Tucked away in a converted underground car park a few minutes from London Bridge is The Bunker, London’s newest (and quite possibly coolest) off-West End theatre. Its inaugural season continues with Muted, a new British musical that’s been several years in the making.
Written by Sarah Henley, with music and lyrics by Tim Prottey-Jones and Tori Allen-Martin, Muted is the story of Michael (David Leopold), a promising young musician rendered mute by the death of his mother (Helen Hobson) in a hit and run accident. Now cared for by his reluctant uncle (Mark Hawkins), he hasn’t seen any of his old friends for years – until his ex-girlfriend Lauren (Tori Allen-Martin), now in a relationship with his best friend Jake (Jos Slovick), comes to visit… and it becomes clear Michael isn’t the only one struggling to say what’s on his mind.
The show was initially called After the Turn, but Muted feels like a more appropriate title – not only because of the subject matter but because it accurately sums up the musical itself. There are no big show-stopping song and dance numbers here; Muted is a quiet, reflective piece about the different ways we cope with loss, and the music is similarly gentle in tone, allowing the characters – most notably teenage Michael (Edd Campbell Bird), who speaks for his older self – to express what they can’t say in any other way. It’s music that makes an impression without needing to be catchy or toe-tapping, and left me wanting to listen to it all over again.
The story too is a bit of a slow-burner, with Act 1 focusing very much on establishing the back story, relationships and motivations of the characters, before the pace picks up in Act 2 and events begin to spiral out of control. The finale is undeniably beautiful, although it feels rather abrupt – everything falls suddenly into place in a conclusion that’s a bit too neat, especially after such a lengthy build-up.
In a uniformly strong cast, David Leopold is perfect as the damaged Michael. Unable to make a sound, he speaks volumes with his face and body language, expressing his vulnerability and frustration with a twitchy intensity and haunted gaze. His relationship with teenage Michael, played by Edd Campbell Bird, is particularly moving; radiating energy and assurance, the younger man acts simultaneously as a friend and a constant reminder of everything he’s lost.

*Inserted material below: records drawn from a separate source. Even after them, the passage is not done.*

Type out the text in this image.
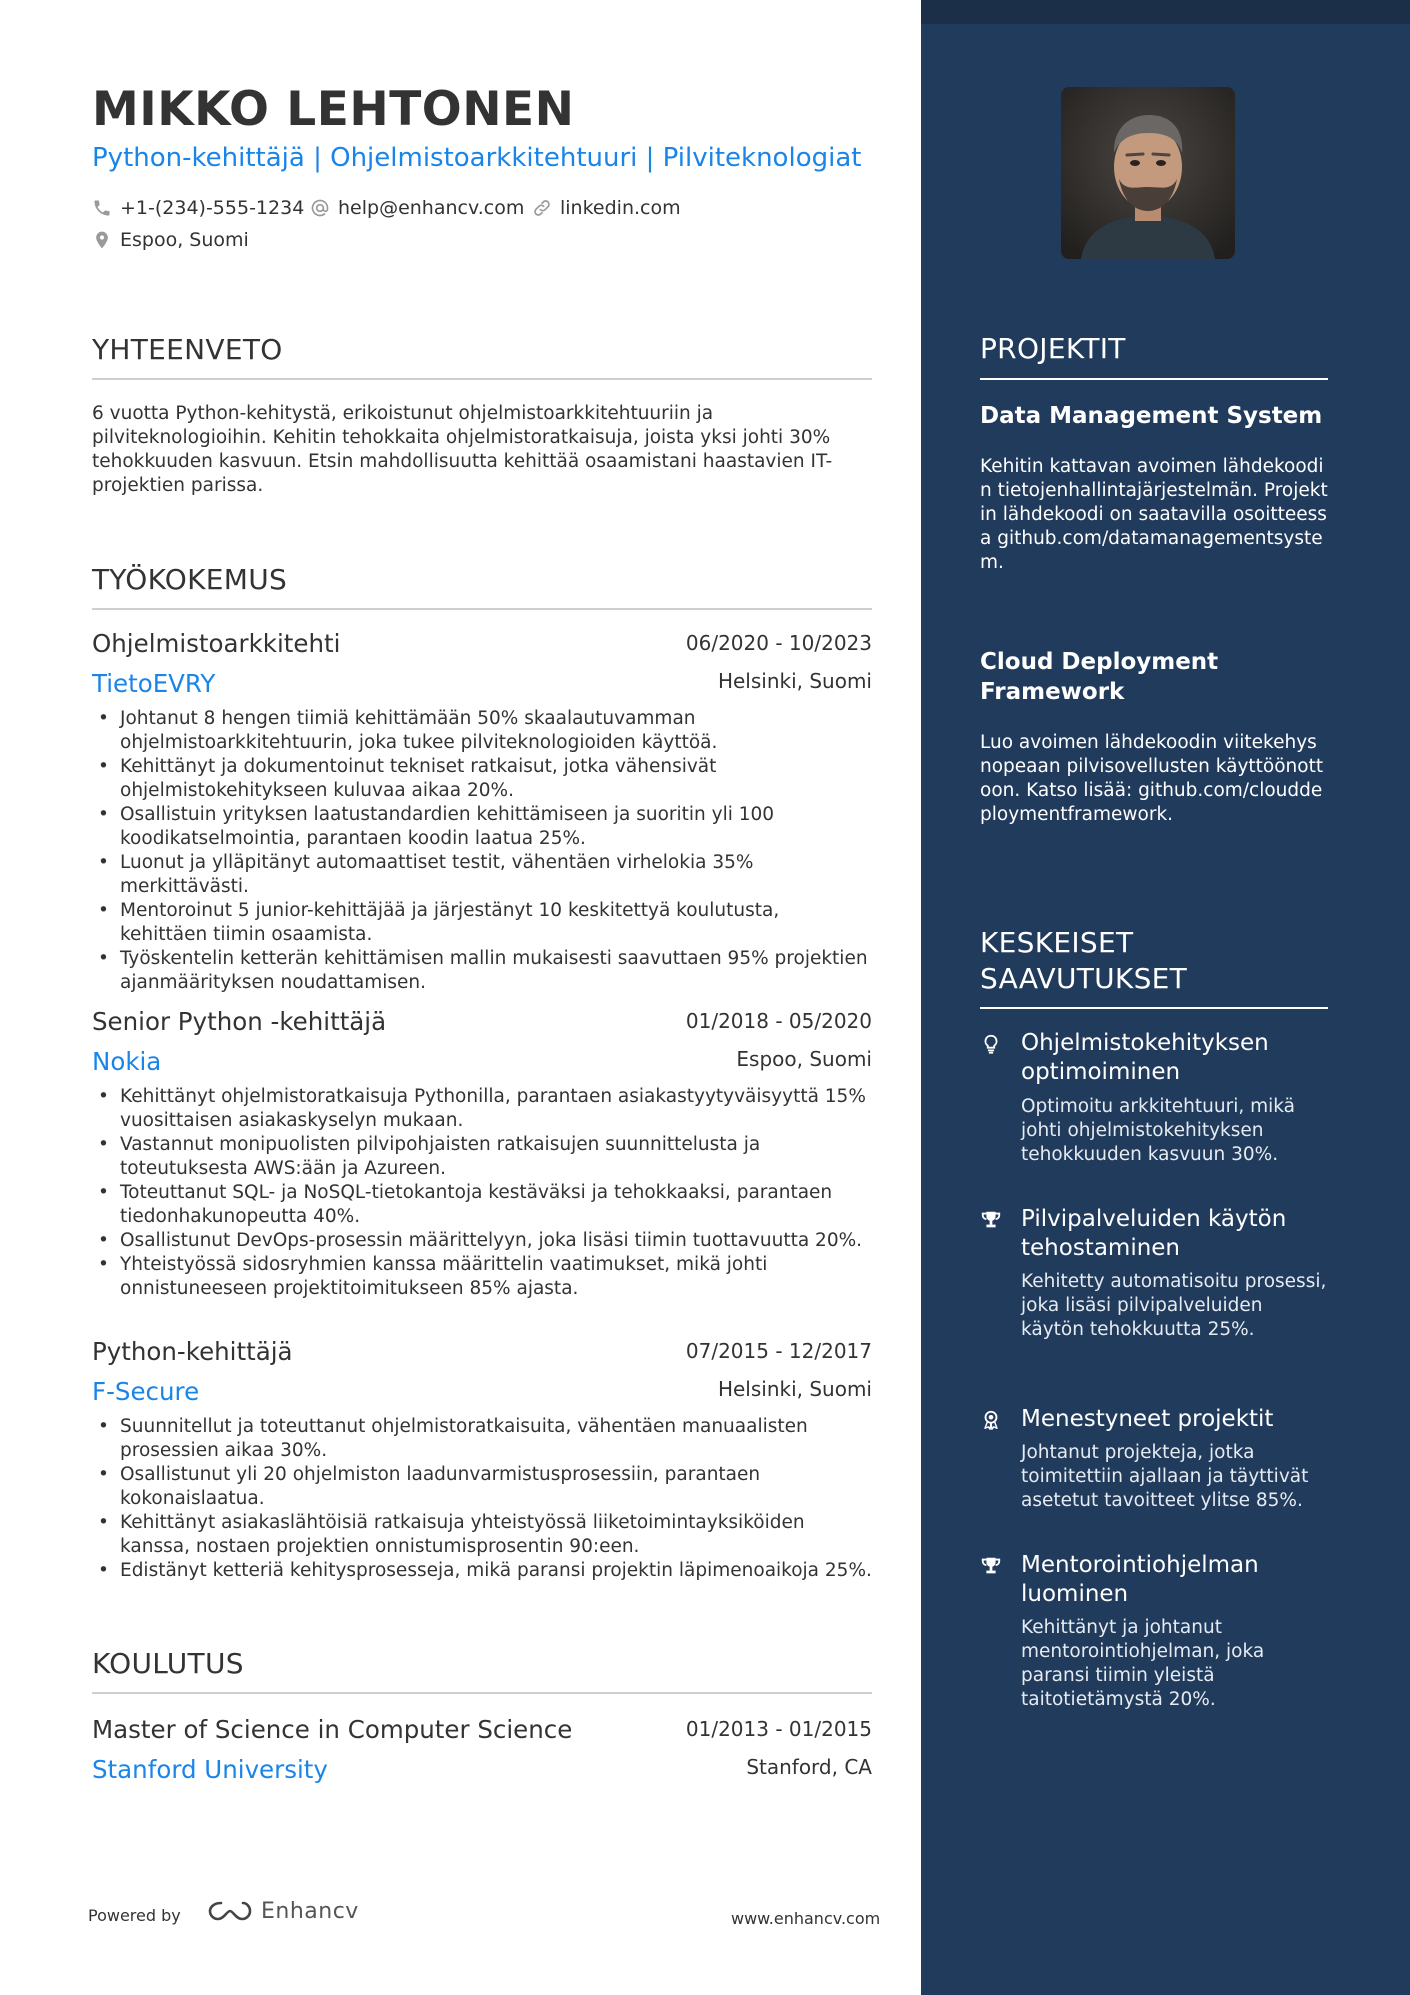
MIKKO LEHTONEN
Python-kehittäjä | Ohjelmistoarkkitehtuuri | Pilviteknologiat
+1-(234)-555-1234 help@enhancv.com linkedin.com
Espoo, Suomi
YHTEENVETO
6 vuotta Python-kehitystä, erikoistunut ohjelmistoarkkitehtuuriin ja pilviteknologioihin. Kehitin tehokkaita ohjelmistoratkaisuja, joista yksi johti 30% tehokkuuden kasvuun. Etsin mahdollisuutta kehittää osaamistani haastavien IT-projektien parissa.
TYÖKOKEMUS
Ohjelmistoarkkitehti	06/2020 - 10/2023
TietoEVRY	Helsinki, Suomi
• Johtanut 8 hengen tiimiä kehittämään 50% skaalautuvamman ohjelmistoarkkitehtuurin, joka tukee pilviteknologioiden käyttöä.
• Kehittänyt ja dokumentoinut tekniset ratkaisut, jotka vähensivät ohjelmistokehitykseen kuluvaa aikaa 20%.
• Osallistuin yrityksen laatustandardien kehittämiseen ja suoritin yli 100 koodikatselmointia, parantaen koodin laatua 25%.
• Luonut ja ylläpitänyt automaattiset testit, vähentäen virhelokia 35% merkittävästi.
• Mentoroinut 5 junior-kehittäjää ja järjestänyt 10 keskitettyä koulutusta, kehittäen tiimin osaamista.
• Työskentelin ketterän kehittämisen mallin mukaisesti saavuttaen 95% projektien ajanmäärityksen noudattamisen.
Senior Python -kehittäjä	01/2018 - 05/2020
Nokia	Espoo, Suomi
• Kehittänyt ohjelmistoratkaisuja Pythonilla, parantaen asiakastyytyväisyyttä 15% vuosittaisen asiakaskyselyn mukaan.
• Vastannut monipuolisten pilvipohjaisten ratkaisujen suunnittelusta ja toteutuksesta AWS:ään ja Azureen.
• Toteuttanut SQL- ja NoSQL-tietokantoja kestäväksi ja tehokkaaksi, parantaen tiedonhakunopeutta 40%.
• Osallistunut DevOps-prosessin määrittelyyn, joka lisäsi tiimin tuottavuutta 20%.
• Yhteistyössä sidosryhmien kanssa määrittelin vaatimukset, mikä johti onnistuneeseen projektitoimitukseen 85% ajasta.
Python-kehittäjä	07/2015 - 12/2017
F-Secure	Helsinki, Suomi
• Suunnitellut ja toteuttanut ohjelmistoratkaisuita, vähentäen manuaalisten prosessien aikaa 30%.
• Osallistunut yli 20 ohjelmiston laadunvarmistusprosessiin, parantaen kokonaislaatua.
• Kehittänyt asiakaslähtöisiä ratkaisuja yhteistyössä liiketoimintayksiköiden kanssa, nostaen projektien onnistumisprosentin 90:een.
• Edistänyt ketteriä kehitysprosesseja, mikä paransi projektin läpimenoaikoja 25%.
KOULUTUS
Master of Science in Computer Science	01/2013 - 01/2015
Stanford University	Stanford, CA
Powered by	Enhancv	www.enhancv.com
PROJEKTIT
Data Management System
Kehitin kattavan avoimen lähdekoodin tietojenhallintajärjestelmän. Projektin lähdekoodi on saatavilla osoitteessa github.com/datamanagementsystem.
Cloud Deployment Framework
Luo avoimen lähdekoodin viitekehys nopeaan pilvisovellusten käyttöönottoon. Katso lisää: github.com/clouddeploymentframework.
KESKEISET SAAVUTUKSET
Ohjelmistokehityksen optimoiminen
Optimoitu arkkitehtuuri, mikä johti ohjelmistokehityksen tehokkuuden kasvuun 30%.
Pilvipalveluiden käytön tehostaminen
Kehitetty automatisoitu prosessi, joka lisäsi pilvipalveluiden käytön tehokkuutta 25%.
Menestyneet projektit
Johtanut projekteja, jotka toimitettiin ajallaan ja täyttivät asetetut tavoitteet ylitse 85%.
Mentorointiohjelman luominen
Kehittänyt ja johtanut mentorointiohjelman, joka paransi tiimin yleistä taitotietämystä 20%.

Equally flawless is Tori Allen-Martin as Lauren, who unlike Michael, talks too much – but beneath the chatter lies a young woman who’s just as fragile as her ex-boyfriend, and it’s not at all clear by the end of the story who needs whose help more.
Jamie Jackson’s production is quite abstract, leaving much open to interpretation. The set, designed by Sarah Beaton, is simple and stark: a square walkway surrounding a shallow pool of water, at the centre of which sits the island representing Michael’s bedroom. (There’s also a swing hanging from the ceiling, which gets a lot of use throughout the show, although its significance is never totally clear.) And many of the songs are accompanied by gestures from the actors that fall somewhere between interpretive dance and a kind of sign language, stripping the story back to its core emotions and producing some of the most visually striking moments in the whole show.
Muted is a powerful new musical that appeals to every emotion; it’s at times desperately sad, at others laugh out loud funny, and concludes on a note of cautious optimism. Though the show’s not yet perfect, it certainly has the potential to be – and even now, there’s no doubt it’s been well worth waiting for.
Muted is at The Bunker until 7th January.